1. Production of electricity and charcoal 

2. Production of electricity and activated charcoal

3. Production of electricity and charcoal briquettes

4. Production of charcoal and bio-chemicals

5. Production of charcoal and biofuel

6. Production of Charcoal and heat

At the production of electricity and charcoal, the process of excess syngas is used for electricity production, and charcoal is also produced as a solid product of pyrolysis. The charcoal can also be made briquette so it will be efficient during transportation and its use. As for the production of electricity and activated carbon, then excess syngas is used for the process of activation of the charcoal produced, with a more detailed explanation can be read here. In addition to charcoal, bio-chemicals such as acetic acid, methanol and phenol can also be produced by processing further byproducts namely pyro acid and syngas.

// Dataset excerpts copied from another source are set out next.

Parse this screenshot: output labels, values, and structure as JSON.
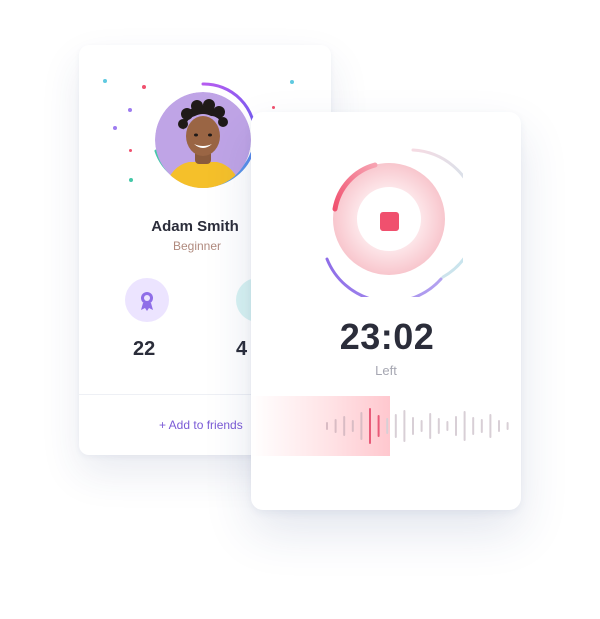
{
  "profile": {
    "name": "Adam Smith",
    "level": "Beginner",
    "stats": [
      {
        "icon": "award-icon",
        "value": "22"
      },
      {
        "icon": "stat-icon",
        "value": "4"
      }
    ],
    "add_friends_label": "+ Add to friends"
  },
  "player": {
    "timer": "23:02",
    "caption": "Left",
    "progress": 0.6,
    "stop_icon": "stop-icon"
  },
  "colors": {
    "accent_purple": "#7b5bd6",
    "accent_pink": "#f0506e",
    "accent_cyan": "#6fd6e0",
    "text_dark": "#2b2d3a",
    "text_muted": "#a6a7b2",
    "level_text": "#b08a7e"
  }
}
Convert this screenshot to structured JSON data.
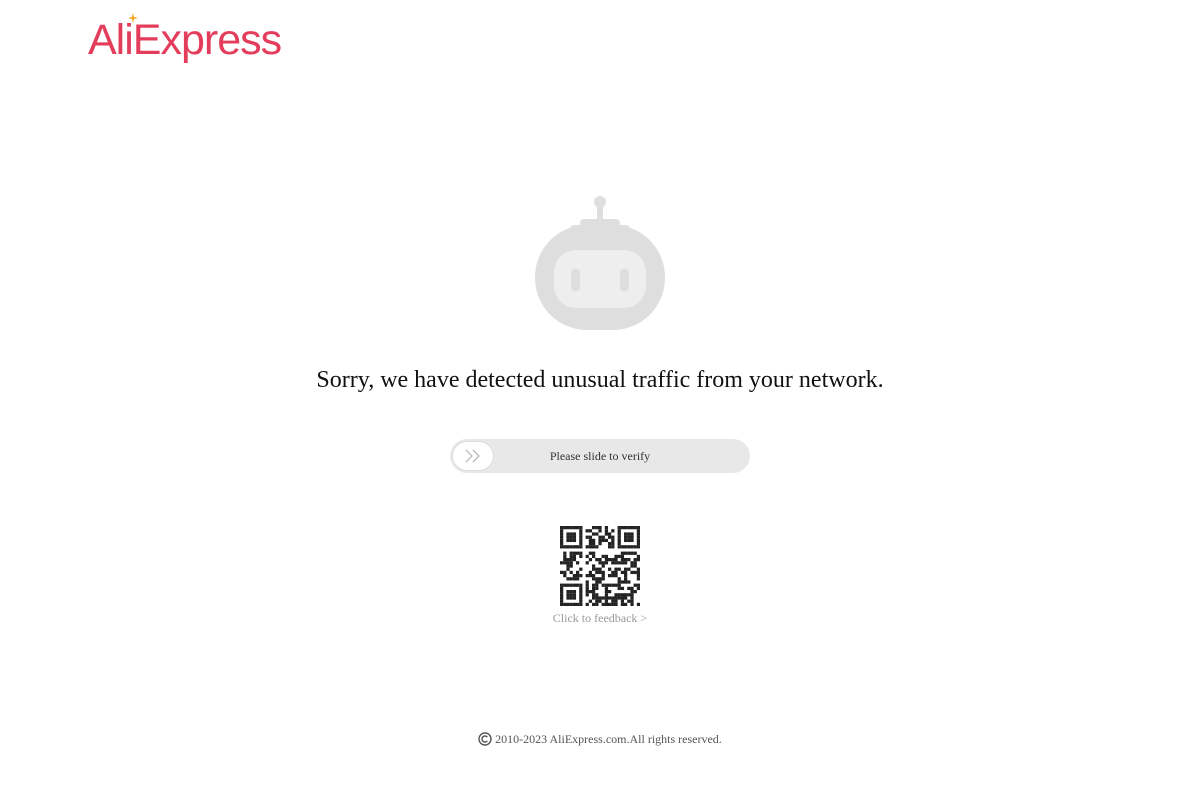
{
  "brand": {
    "logo_text": "AliExpress",
    "color": "#e43d5b"
  },
  "message": {
    "title": "Sorry, we have detected unusual traffic from your network."
  },
  "slider": {
    "label": "Please slide to verify",
    "handle_icon": "double-chevron-right-icon"
  },
  "feedback": {
    "label": "Click to feedback >"
  },
  "footer": {
    "copyright_icon": "copyright-icon",
    "text": "2010-2023 AliExpress.com.All rights reserved."
  },
  "colors": {
    "robot_gray": "#dedede",
    "slider_track": "#e8e8e8",
    "muted_text": "#999999"
  }
}
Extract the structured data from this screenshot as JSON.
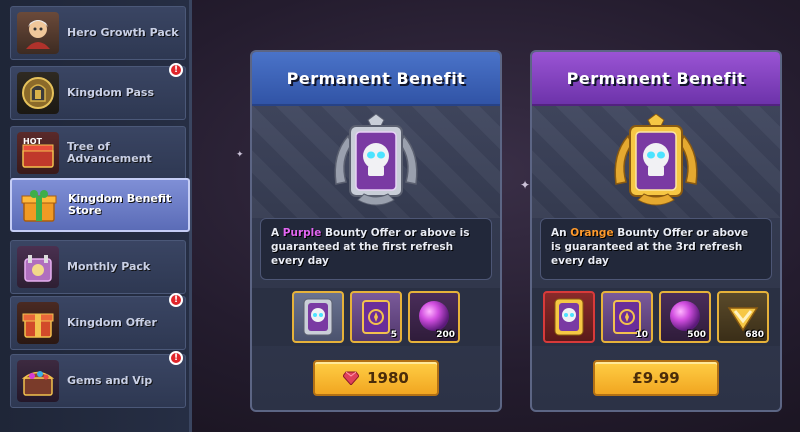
{
  "sidebar": {
    "items": [
      {
        "label": "Hero Growth Pack",
        "icon": "hero-portrait-icon",
        "alert": false,
        "active": false
      },
      {
        "label": "Kingdom Pass",
        "icon": "helmet-emblem-icon",
        "alert": true,
        "active": false
      },
      {
        "label": "Tree of Advancement",
        "icon": "tree-chest-icon",
        "alert": false,
        "active": false,
        "badge": "HOT"
      },
      {
        "label": "Kingdom Benefit Store",
        "icon": "gift-box-icon",
        "alert": false,
        "active": true
      },
      {
        "label": "Monthly Pack",
        "icon": "monthly-gift-icon",
        "alert": false,
        "active": false
      },
      {
        "label": "Kingdom Offer",
        "icon": "red-gift-icon",
        "alert": true,
        "active": false
      },
      {
        "label": "Gems and Vip",
        "icon": "treasure-chest-icon",
        "alert": true,
        "active": false
      }
    ],
    "alert_mark": "!"
  },
  "cards": [
    {
      "header": "Permanent Benefit",
      "tier": "silver",
      "description_prefix": "A ",
      "description_highlight": "Purple",
      "description_suffix": " Bounty Offer or above is guaranteed at the first refresh every day",
      "rewards": [
        {
          "icon": "silver-skull-emblem-icon",
          "qty": ""
        },
        {
          "icon": "spell-book-icon",
          "qty": "5"
        },
        {
          "icon": "purple-orb-icon",
          "qty": "200"
        }
      ],
      "price": "1980",
      "price_icon": "ruby-gem-icon"
    },
    {
      "header": "Permanent Benefit",
      "tier": "gold",
      "description_prefix": "An ",
      "description_highlight": "Orange",
      "description_suffix": " Bounty Offer or above is guaranteed at the 3rd refresh every day",
      "rewards": [
        {
          "icon": "red-skull-emblem-icon",
          "qty": ""
        },
        {
          "icon": "spell-book-icon",
          "qty": "10"
        },
        {
          "icon": "purple-orb-icon",
          "qty": "500"
        },
        {
          "icon": "gold-chevron-gem-icon",
          "qty": "680"
        }
      ],
      "price": "£9.99",
      "price_icon": ""
    }
  ],
  "colors": {
    "purple_highlight": "#e266f2",
    "orange_highlight": "#ff9a2c",
    "button_gold": "#f1a621",
    "alert_red": "#e0262b"
  }
}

Biofuels namely, biooil and syngas can also be additional products besides charcoal. Syngas can also be packed in a tube for ease of distribution and usage. Meanwhile, if syngas and biooil are burned it will generate heat, so if the business of charcoal production in combination with agriculture such as the use of green house or also farms that require a warm certain temperature the continuous pyrolysis unit becomes also very effective to be used. 

Charcoal production from palm kernel shells can also be a solution to the high export tax of palm kernel shells. By processing it into finished product then the tax should be decreased even eliminated because there has been industrialization which also absorb labor and encourage economic growth. In private power producers or IPP (Independent Power Producer), the additional product namely of charcoal will provide an increase business revenue, so that their business becomes more attractive business. In addition to charcoal production, if you want the production of high quality solid fuel (solid biomass fuel) namely by upgrading or processing it with torrefaction, can be done also with pyrolysis technology.

Upgrade PKS with Torrefaction

Application of the tax on PKS (Palm Kernel Shell) based on the Minister of Finance Indonesia No 67/2010 on stipulation of export goods subject duties (Bea Keluar/ BK) has made the selling price in the international market or the export market to be high. The amount of export duties and export taxes which value is currently around US $ 15 / ton, making a number of parties thought to do the processing of the PKS. Enforcement of the above regulations is also intended to encourage the growth of domestic industry. PKS categorized as raw materials, thus further processing into a solution to it. The selling price of PKS from Indonesia less competitive, when compared before, because it becomes much more expensive.

The use of palm shells (PKS) today especially for fuel of large scale power plant. And in particular Japan and Korea are much in need of the PKS. The need also tends greater for the next few years. Japan, especially in the next 1-2 years the need is predicted to increase sharply as the operation of power plants using biomass and part of PKS as a mixture (co-firing) with coal.

 Torrefaction is biomass processing to increase the calorific value and improve its characteristics. With torrefaction the energy content in biomass increased by 20% and conversion rate reached 70%, or nearly three times the carbonization conversion were an average of 25%.  In addition to the torrefaction then torrefied PKS product will be hydrophobic so that it does not absorb water / moisture.  This will make it easier in terms of handling and storage. Furthermore, by compaction (densification) into pellets torrified PKS, the density also will increase, as well as the energy content per volume of it. Pelleting torrified PKS will save significant transportation costs from the manufacturer to the user. JFBC technology is able to perform continuous torrefaction process, with a production capacity up to 140 tonnes per day of torrified PKS.